Bonner County is First for Resolution Against Refugees
Sandpoint – Bonner County became the first county in Idaho to pass a resolution opposing the refugee resettlement program on Tuesday, December 1, 2015.
With over 110 people present at the meeting, and most speaking vehemently against the refugees coming to their county and state, the 3 Commissioners unanimously passed a resolution urging the halt to the refugee resettlement program, pushed by the Obama administration.
This week has seen similar resolutions popping up in commissioner meetings all over North Idaho. Boundary County discussed drafting one on Monday, with finalization expected next Monday. Kootenai County is finalizing their resolution on Wednesday, December 2nd, also opposing the refugee resettlement program.
Citizens are speaking up all over the state, and bringing their concerns to their local government. They expect their elected officials to listen, heed their words, and send it up the ladder to the Governor.
Nearly everyone has voiced opposition to the expected influx of people, though there were a few exceptions. At today’s Bonner County meeting, there was a notable comment that most took to believe they were being compared to Nazi Germany, if they opposed the refugees.

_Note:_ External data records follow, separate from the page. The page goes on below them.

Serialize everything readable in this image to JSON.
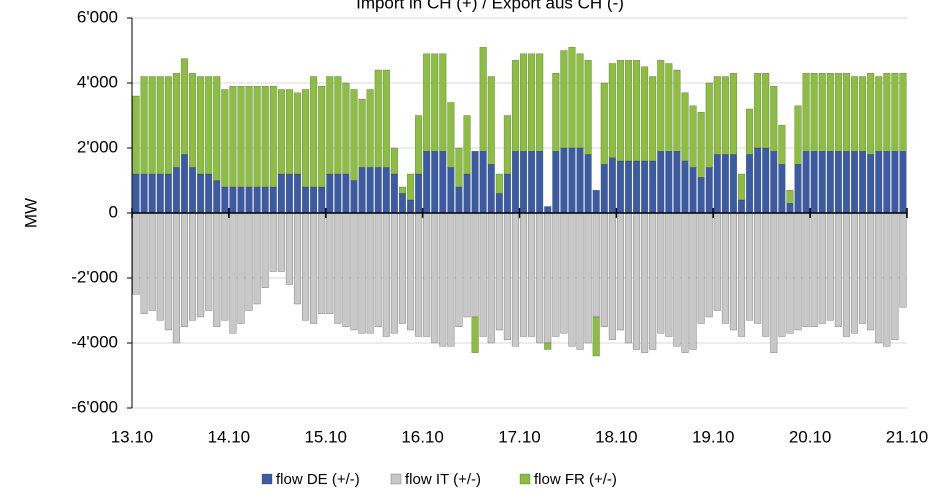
{
  "chart_data": {
    "type": "stacked_bar",
    "title": "Import in CH (+) / Export aus CH (-)",
    "y_label": "MW",
    "x": [
      1,
      3,
      5,
      7,
      9,
      11,
      13,
      15,
      17,
      19,
      21,
      23,
      25,
      27,
      29,
      31,
      33,
      35,
      37,
      39,
      41,
      43,
      45,
      47,
      49,
      51,
      53,
      55,
      57,
      59,
      61,
      63,
      65,
      67,
      69,
      71,
      73,
      75,
      77,
      79,
      81,
      83,
      85,
      87,
      89,
      91,
      93,
      95,
      97,
      99,
      101,
      103,
      105,
      107,
      109,
      111,
      113,
      115,
      117,
      119,
      121,
      123,
      125,
      127,
      129,
      131,
      133,
      135,
      137,
      139,
      141,
      143,
      145,
      147,
      149,
      151,
      153,
      155,
      157,
      159,
      161,
      163,
      165,
      167,
      169,
      171,
      173,
      175,
      177,
      179,
      181,
      183,
      185,
      187,
      189,
      191
    ],
    "xlim": [
      0,
      192
    ],
    "xticks": [
      {
        "value": 0,
        "label": "13.10"
      },
      {
        "value": 24,
        "label": "14.10"
      },
      {
        "value": 48,
        "label": "15.10"
      },
      {
        "value": 72,
        "label": "16.10"
      },
      {
        "value": 96,
        "label": "17.10"
      },
      {
        "value": 120,
        "label": "18.10"
      },
      {
        "value": 144,
        "label": "19.10"
      },
      {
        "value": 168,
        "label": "20.10"
      },
      {
        "value": 192,
        "label": "21.10"
      }
    ],
    "ylim": [
      -6000,
      6000
    ],
    "yticks": [
      {
        "value": -6000,
        "label": "-6'000"
      },
      {
        "value": -4000,
        "label": "-4'000"
      },
      {
        "value": -2000,
        "label": "-2'000"
      },
      0,
      {
        "value": 2000,
        "label": "2'000"
      },
      {
        "value": 4000,
        "label": "4'000"
      },
      {
        "value": 6000,
        "label": "6'000"
      }
    ],
    "grid": true,
    "legend": "bottom",
    "series": [
      {
        "name": "flow DE (+/-)",
        "color": "#3b5ba5",
        "values": [
          1200,
          1200,
          1200,
          1200,
          1200,
          1400,
          1800,
          1400,
          1200,
          1200,
          1000,
          800,
          800,
          800,
          800,
          800,
          800,
          800,
          1200,
          1200,
          1200,
          800,
          800,
          800,
          1200,
          1200,
          1200,
          1000,
          1400,
          1400,
          1400,
          1400,
          1200,
          600,
          400,
          1200,
          1900,
          1900,
          1900,
          1400,
          800,
          1200,
          1900,
          1900,
          1500,
          600,
          1200,
          1900,
          1900,
          1900,
          1900,
          200,
          1900,
          2000,
          2000,
          2000,
          1800,
          700,
          1500,
          1700,
          1600,
          1600,
          1600,
          1600,
          1600,
          1900,
          1900,
          1900,
          1600,
          1400,
          1100,
          1400,
          1800,
          1800,
          1800,
          400,
          1800,
          2000,
          2000,
          1900,
          1500,
          300,
          1500,
          1900,
          1900,
          1900,
          1900,
          1900,
          1900,
          1900,
          1900,
          1800,
          1900,
          1900,
          1900,
          1900
        ]
      },
      {
        "name": "flow IT (+/-)",
        "color": "#c8c8c8",
        "values": [
          -2500,
          -3100,
          -3000,
          -3300,
          -3600,
          -4000,
          -3500,
          -3300,
          -3200,
          -3000,
          -3500,
          -3300,
          -3700,
          -3400,
          -3000,
          -2800,
          -2300,
          -1800,
          -1800,
          -2200,
          -2800,
          -3300,
          -3400,
          -3100,
          -3100,
          -3400,
          -3500,
          -3600,
          -3700,
          -3700,
          -3500,
          -3800,
          -3700,
          -3400,
          -3600,
          -3800,
          -3800,
          -4000,
          -4100,
          -4100,
          -3500,
          -3200,
          -3200,
          -3800,
          -4000,
          -3600,
          -3900,
          -4100,
          -3800,
          -3800,
          -4000,
          -4000,
          -3800,
          -3700,
          -4100,
          -4200,
          -4000,
          -3200,
          -3500,
          -3900,
          -3600,
          -4000,
          -4200,
          -4300,
          -4200,
          -3700,
          -3800,
          -4100,
          -4300,
          -4200,
          -3400,
          -3200,
          -3000,
          -3400,
          -3600,
          -3800,
          -3300,
          -3400,
          -3800,
          -4300,
          -3800,
          -3700,
          -3600,
          -3500,
          -3500,
          -3400,
          -3300,
          -3500,
          -3800,
          -3700,
          -3400,
          -3600,
          -4000,
          -4100,
          -3900,
          -2900
        ]
      },
      {
        "name": "flow FR (+/-)",
        "color": "#8cbf3f",
        "values": [
          2400,
          3000,
          3000,
          3000,
          3000,
          2900,
          2950,
          2900,
          3000,
          3000,
          3200,
          3000,
          3100,
          3100,
          3100,
          3100,
          3100,
          3100,
          2600,
          2600,
          2500,
          3000,
          3400,
          3100,
          3000,
          3000,
          2800,
          2800,
          2100,
          2400,
          3000,
          3000,
          800,
          200,
          800,
          1800,
          3000,
          3000,
          3000,
          2000,
          1200,
          1800,
          -1100,
          3200,
          2700,
          600,
          1800,
          2800,
          3000,
          3000,
          3000,
          -200,
          2400,
          3000,
          3100,
          2900,
          2900,
          -1200,
          2500,
          2900,
          3100,
          3100,
          3100,
          2900,
          2600,
          2800,
          2700,
          2500,
          2100,
          1900,
          2000,
          2600,
          2400,
          2400,
          2500,
          800,
          1400,
          2300,
          2300,
          2000,
          1200,
          400,
          1800,
          2400,
          2400,
          2400,
          2400,
          2400,
          2400,
          2300,
          2300,
          2500,
          2300,
          2400,
          2400,
          2400
        ]
      }
    ]
  }
}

However, it was an overwhelming majority that spoke out against the resettlement program, at every meeting so far, citing costs, services, and the fear of Sharia Law, as well as many other reasons. Several, today, had personal and family experiences to share. Chairman Cary Kelly, to his credit, gave every person their chance to speak, not censoring content, opinion. or time.
Bonner County Sheriff Daryl Wheeler read into the record the letter he wrote on Nov 17, 2015 to Gov. Butch Otter. This was received with a standing ovation by the crowd.
The 3 commissioners in Bonner County are Todd Sudick, Glen Bailey and Cary Kelly. Collectively, they share decades of time in military service and much of that time in the Middle East. It is not surprising that they passed the resolution opposing the refugees. What is surprising, according to many people attending, is that the resolution came off as “soft” as it did. They were hoping for something more strongly worded. This, however, did not diminish their enthusiasm at the issue being addressed.
One can only hope that this momentum builds down the state, and every county continues to speak up for the citizens.